Ban Kapten Pelangi di Piala AFF, Awal Kampanye LGBT Lewat Sepakbola & Penolakan Timnas Indonesia

Akhir-akhir ini sepak bola eropa dan asia begitu aktif menyuarakan dan mendukung gerakan LGBT melalui berbagai gimmick.

Penulis: deivor ismanto
Editor: Dwi Setiawan
zoom-in Ban Kapten Pelangi di Piala AFF, Awal Kampanye LGBT Lewat Sepakbola & Penolakan Timnas Indonesia
JOHN SIBLEY / POOL / AFP
Pemain depan Inggris Harry Kane merayakan setelah mencetak gol kedua selama pertandingan sepak bola babak 16 besar UEFA EURO 2020 antara Inggris dan Jerman di Stadion Wembley di London pada 29 Juni 2021. 

TRIBUNNEWS.COM - Gelaran Piala AFF 2020 mengundang kontroversi, Timnas Thailand yang bermain di laga pembuka melawan Timnas Timor Leste kedapatan memakai ban kapten pelangi.
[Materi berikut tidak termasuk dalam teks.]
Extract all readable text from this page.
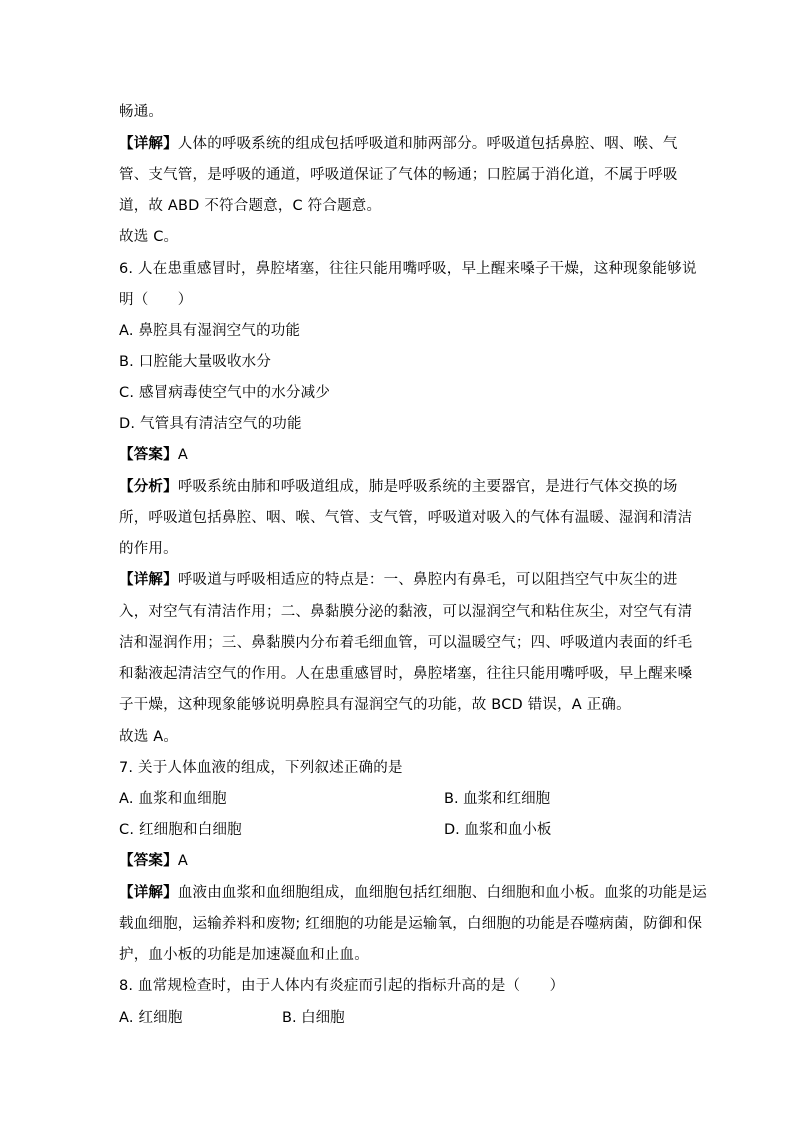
畅通。
【详解】人体的呼吸系统的组成包括呼吸道和肺两部分。呼吸道包括鼻腔、咽、喉、气
管、支气管，是呼吸的通道，呼吸道保证了气体的畅通；口腔属于消化道，不属于呼吸
道，故 ABD 不符合题意，C 符合题意。
故选 C。
6. 人在患重感冒时，鼻腔堵塞，往往只能用嘴呼吸，早上醒来嗓子干燥，这种现象能够说
明（　　）
A. 鼻腔具有湿润空气的功能
B. 口腔能大量吸收水分
C. 感冒病毒使空气中的水分减少
D. 气管具有清洁空气的功能
【答案】A
【分析】呼吸系统由肺和呼吸道组成，肺是呼吸系统的主要器官，是进行气体交换的场
所，呼吸道包括鼻腔、咽、喉、气管、支气管，呼吸道对吸入的气体有温暖、湿润和清洁
的作用。
【详解】呼吸道与呼吸相适应的特点是：一、鼻腔内有鼻毛，可以阻挡空气中灰尘的进
入，对空气有清洁作用；二、鼻黏膜分泌的黏液，可以湿润空气和粘住灰尘，对空气有清
洁和湿润作用；三、鼻黏膜内分布着毛细血管，可以温暖空气；四、呼吸道内表面的纤毛
和黏液起清洁空气的作用。人在患重感冒时，鼻腔堵塞，往往只能用嘴呼吸，早上醒来嗓
子干燥，这种现象能够说明鼻腔具有湿润空气的功能，故 BCD 错误，A 正确。
故选 A。
7. 关于人体血液的组成，下列叙述正确的是
A. 血浆和血细胞	B. 血浆和红细胞
C. 红细胞和白细胞	D. 血浆和血小板
【答案】A
【详解】血液由血浆和血细胞组成，血细胞包括红细胞、白细胞和血小板。血浆的功能是运
载血细胞，运输养料和废物; 红细胞的功能是运输氧，白细胞的功能是吞噬病菌，防御和保
护，血小板的功能是加速凝血和止血。
8. 血常规检查时，由于人体内有炎症而引起的指标升高的是（　　）
A. 红细胞	B. 白细胞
Sang kapten tim, Teerasil Dangda memimpin rekan-rekannya di lapangan dengan memakai simbol LGBT itu tepat di bahu kirinya.

Kemudian di laga selanjutnya, dua tim lain di Piala AFF juga kedapatan memakai ban kapten pelangi, dua tim tersebut adalah Myanmar dan Kamboja.

Faktanya, dalam gelaran Piala AFF tahun ini memang difasilitasi untuk memakai ban kapten kontroversial tersebut.

Baca juga: Sorotan Piala AFF 2021: Baru Main Satu Laga, Rival Timnas Indonesia Sudah Kehabisan Bensin

Baca juga: Jadwal Lengkap Piala AFF 2021, Live RCTI dan iNews, Indonesia hadapi Malaysia dan Vietnam

Hal itu menjadi yang pertama kalinya dalam sejarah gelaran Piala AFF bahwa tim yang bermain di kompetisi dua tahunan tersebut memakai ban kapten pelangi di setiap laganya.

Tentunya hal itu menjadi pro dan kontra, Asia Tenggara adalah negara yang tak begitu aktif untuk bersuara tentang hal sensitif tersebut.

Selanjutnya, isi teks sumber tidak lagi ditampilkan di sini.